H. The court shall order the owner of any animal determined to have been abandoned, cruelly treated, or deprived of adequate care to pay all reasonable expenses incurred in caring and providing for such animal from the time the animal is seized until such time that the animal is disposed of in accordance with the provisions of this section, to the provider of such care.

I. The court may prohibit the possession or ownership of other companion animals by the owner of any companion animal found to have been abandoned, cruelly treated, or deprived of adequate care. In making a determination to prohibit the possession or ownership of companion animals, the court may take into consideration the owner's past record of convictions under this chapter or other laws prohibiting cruelty to animals or pertaining to the care or treatment of animals and the owner's mental and physical condition.

J. If the court finds that an agricultural animal has been abandoned or cruelly treated, the court may prohibit the possession or ownership of any other agricultural animal by the owner of the agricultural animal if the owner has exhibited a pattern of abandoning or cruelly treating agricultural animals as evidenced by previous convictions of violating § 3.2-6504 or 3.2-6570. In making a determination to prohibit the possession or ownership of agricultural animals, the court may take into consideration the owner's mental and physical condition.

K. Any person who is prohibited from owning or possessing animals pursuant to subsection I or J may petition the court to repeal the prohibition after two years have elapsed from the date of entry of the court's order. The court may, in its discretion, repeal the prohibition if the person can prove to the satisfaction of the court that the cause for the prohibition has ceased to exist.

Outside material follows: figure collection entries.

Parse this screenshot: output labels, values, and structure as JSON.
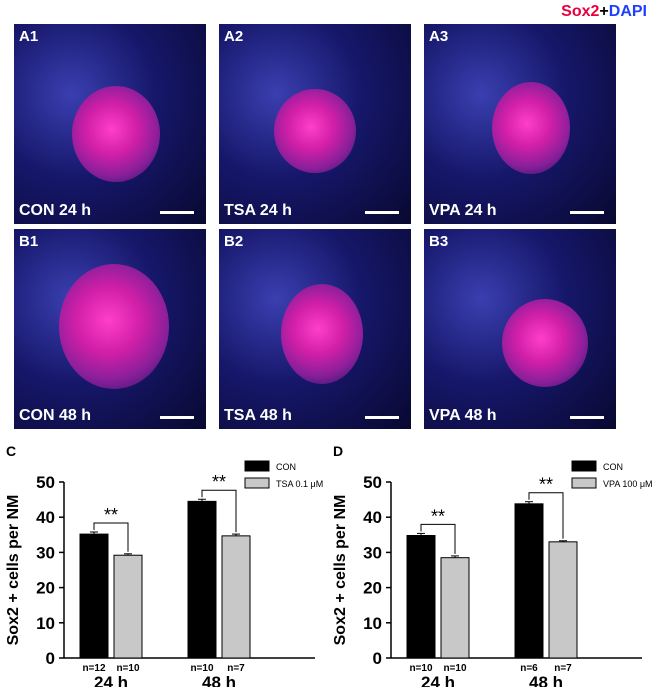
{
  "header": {
    "marker1": "Sox2",
    "plus": "+",
    "marker2": "DAPI"
  },
  "panels": [
    {
      "id": "A1",
      "condition": "CON 24 h"
    },
    {
      "id": "A2",
      "condition": "TSA 24 h"
    },
    {
      "id": "A3",
      "condition": "VPA 24 h"
    },
    {
      "id": "B1",
      "condition": "CON 48 h"
    },
    {
      "id": "B2",
      "condition": "TSA 48 h"
    },
    {
      "id": "B3",
      "condition": "VPA 48 h"
    }
  ],
  "colors": {
    "con": "#000000",
    "treat": "#c8c8c8",
    "sox2": "#e8003d",
    "dapi": "#1f3fff"
  },
  "chart_data": [
    {
      "panel": "C",
      "type": "bar",
      "categories": [
        "24 h",
        "48 h"
      ],
      "series": [
        {
          "name": "CON",
          "values": [
            35.2,
            44.5
          ],
          "errors": [
            0.6,
            0.6
          ],
          "n": [
            "n=12",
            "n=10"
          ]
        },
        {
          "name": "TSA 0.1 μM",
          "values": [
            29.2,
            34.7
          ],
          "errors": [
            0.4,
            0.5
          ],
          "n": [
            "n=10",
            "n=7"
          ]
        }
      ],
      "significance": [
        "**",
        "**"
      ],
      "ylabel": "Sox2 + cells per NM",
      "ylim": [
        0,
        50
      ],
      "yticks": [
        "0",
        "10",
        "20",
        "30",
        "40",
        "50"
      ],
      "legend": "top-right",
      "grid": false
    },
    {
      "panel": "D",
      "type": "bar",
      "categories": [
        "24 h",
        "48 h"
      ],
      "series": [
        {
          "name": "CON",
          "values": [
            34.8,
            43.8
          ],
          "errors": [
            0.6,
            0.6
          ],
          "n": [
            "n=10",
            "n=6"
          ]
        },
        {
          "name": "VPA 100 μM",
          "values": [
            28.5,
            33.0
          ],
          "errors": [
            0.5,
            0.3
          ],
          "n": [
            "n=10",
            "n=7"
          ]
        }
      ],
      "significance": [
        "**",
        "**"
      ],
      "ylabel": "Sox2 + cells per NM",
      "ylim": [
        0,
        50
      ],
      "yticks": [
        "0",
        "10",
        "20",
        "30",
        "40",
        "50"
      ],
      "legend": "top-right",
      "grid": false
    }
  ]
}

L. When a sale occurs, the proceeds shall first be applied to the costs of the sale then next to the unreimbursed expenses for the care and provision of the animal, and the remaining proceeds, if any, shall be paid over to the owner of the animal. If the owner of the animal cannot be found, the proceeds remaining shall be paid into the Literary Fund.

M. Nothing in this section shall be construed to prohibit the humane destruction of a critically injured or ill animal for humane purposes by the impounding humane investigator, law-enforcement officer, animal control officer, or licensed veterinarian.

1984, c. 492, § 29-213.84; 1986, c. 362; 1987, c. 488, § 3.1-796.115; 1990, c. 322; 1992, c. 123; 1993, c. 119; 1994, c. 387; 1998, c. 817; 1999, c. 113; 2002, c. 500; 2008, cc. 510, 860; 2011, cc. 754, 886; 2019, cc. 536, 537.

The chapters of the acts of assembly referenced in the historical citation at the end of these sections may not constitute a comprehensive list of such chapters and may exclude chapters whose provisions have expired.